Another Lucid technology asset at play on the manufacturing side: The company owns unique, continuous-wave winding equipment to do its motor windings in a dedicated Arizona powertrain factory. Bach describes the machinery as “fully automated, highly scalable, and engineered for high volume manufacturing.” How is Lucid approaching reduction of rare earth metals? The current motor design includes neodymium magnets and “low amounts” of dysprosium, according to Bach. “Our roadmap includes new materials to get rid of rare-earth metals as much as is humanly possible,” he shared.

Like the Lucid motor, transmission unit and battery pack, the power electronics hardware and software are extensively patented. The inverter is a 500-kW design that uses silicon-carbide MOSFET semiconductor technology. It features a proprietary connection system that’s positive and virtually error proof: It connects to the motor when it’s bolted down during assembly. The unit’s close proximity to the motor (about two inches), helps unlock more efficiency in transporting electrons from the inverter, at three phase, into the motor. The inverter-to-motor distance on Tesla S, admittedly a much older vehicle, is about two feet, Hawkins observed: “Another vital fraction of a percent,” he said.

Scaling up

Scale is critical to reducing cost, and the Lucid engineers said their designs will scale according to volume demand without issue. “We realize the ability to manufacture economically is a guarantor of success and for being competitive,” Hawkins stated.

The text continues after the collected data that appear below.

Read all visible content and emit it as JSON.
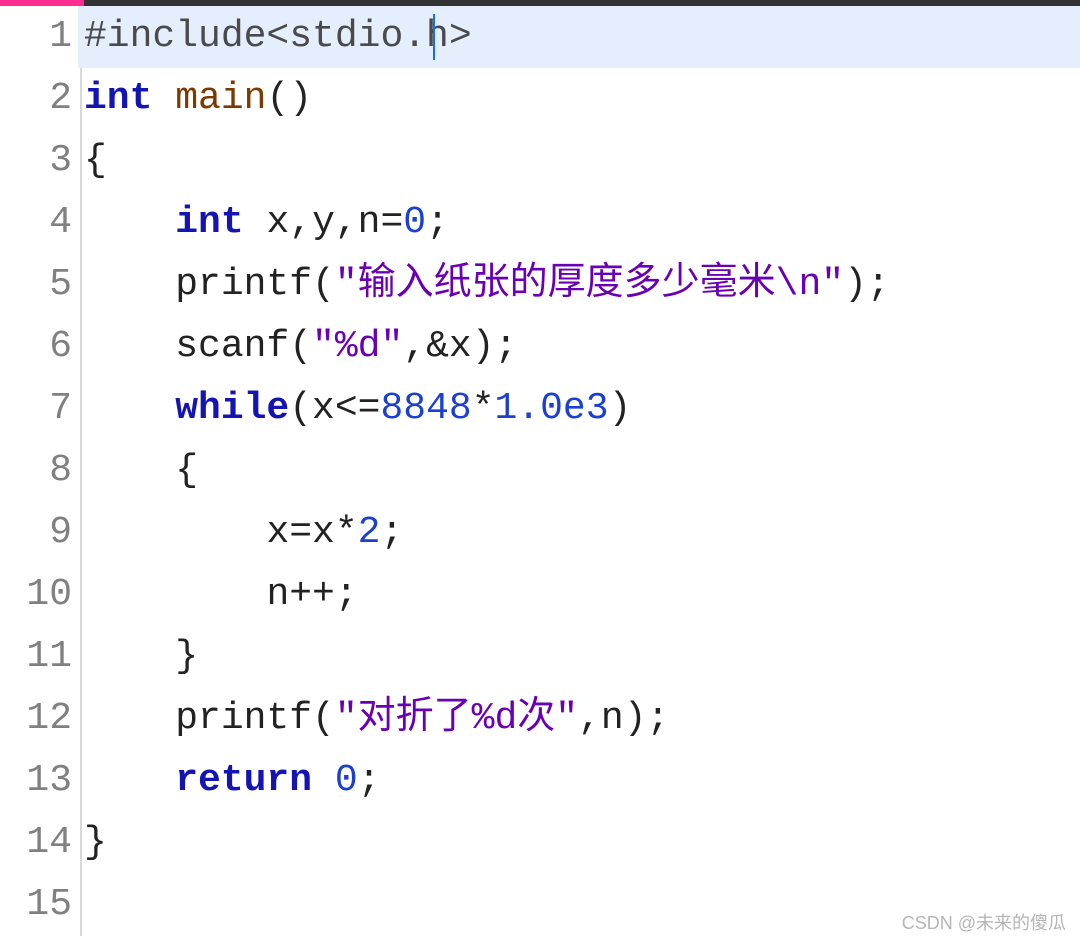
{
  "lineNumbers": [
    "1",
    "2",
    "3",
    "4",
    "5",
    "6",
    "7",
    "8",
    "9",
    "10",
    "11",
    "12",
    "13",
    "14",
    "15"
  ],
  "tokens": {
    "l1": {
      "pre": "#include<stdio.h>"
    },
    "l2": {
      "kw": "int",
      "sp": " ",
      "fn": "main",
      "paren": "()"
    },
    "l3": {
      "brace": "{"
    },
    "l4": {
      "indent": "    ",
      "kw": "int",
      "sp": " ",
      "id1": "x",
      "punc1": ",y,n=",
      "num": "0",
      "punc2": ";"
    },
    "l5": {
      "indent": "    ",
      "call": "printf(",
      "q1": "\"",
      "str": "输入纸张的厚度多少毫米\\n",
      "q2": "\"",
      "close": ");"
    },
    "l6": {
      "indent": "    ",
      "call": "scanf(",
      "q1": "\"",
      "str": "%d",
      "q2": "\"",
      "rest": ",&x);"
    },
    "l7": {
      "indent": "    ",
      "kw": "while",
      "open": "(x<=",
      "num1": "8848",
      "star": "*",
      "num2": "1.0e3",
      "close": ")"
    },
    "l8": {
      "indent": "    ",
      "brace": "{"
    },
    "l9": {
      "indent": "        ",
      "expr1": "x=x*",
      "num": "2",
      "semi": ";"
    },
    "l10": {
      "indent": "        ",
      "expr": "n++;"
    },
    "l11": {
      "indent": "    ",
      "brace": "}"
    },
    "l12": {
      "indent": "    ",
      "call": "printf(",
      "q1": "\"",
      "str": "对折了%d次",
      "q2": "\"",
      "rest": ",n);"
    },
    "l13": {
      "indent": "    ",
      "kw": "return",
      "sp": " ",
      "num": "0",
      "semi": ";"
    },
    "l14": {
      "brace": "}"
    },
    "l15": {
      "empty": ""
    }
  },
  "watermark": "CSDN @未来的傻瓜"
}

As the company scales up beyond its first product, the team realizes the need for greater rigor in design freeze, further DFMA (design for manufacturability and assembly) advances, and meeting SOP timing. To that end, another VW veteran, Ralph Jakobs, was hired for the new role of VP of program management. “He leads our cycle planning,” Rawlinson said. “It shows how we’re maturing.” Added Bach: “All of our critical thinking has been focused on the Air, but now we are parallelizing the work and creating functional units per the classic matrix organization. But we aim to keep that nimble edge.”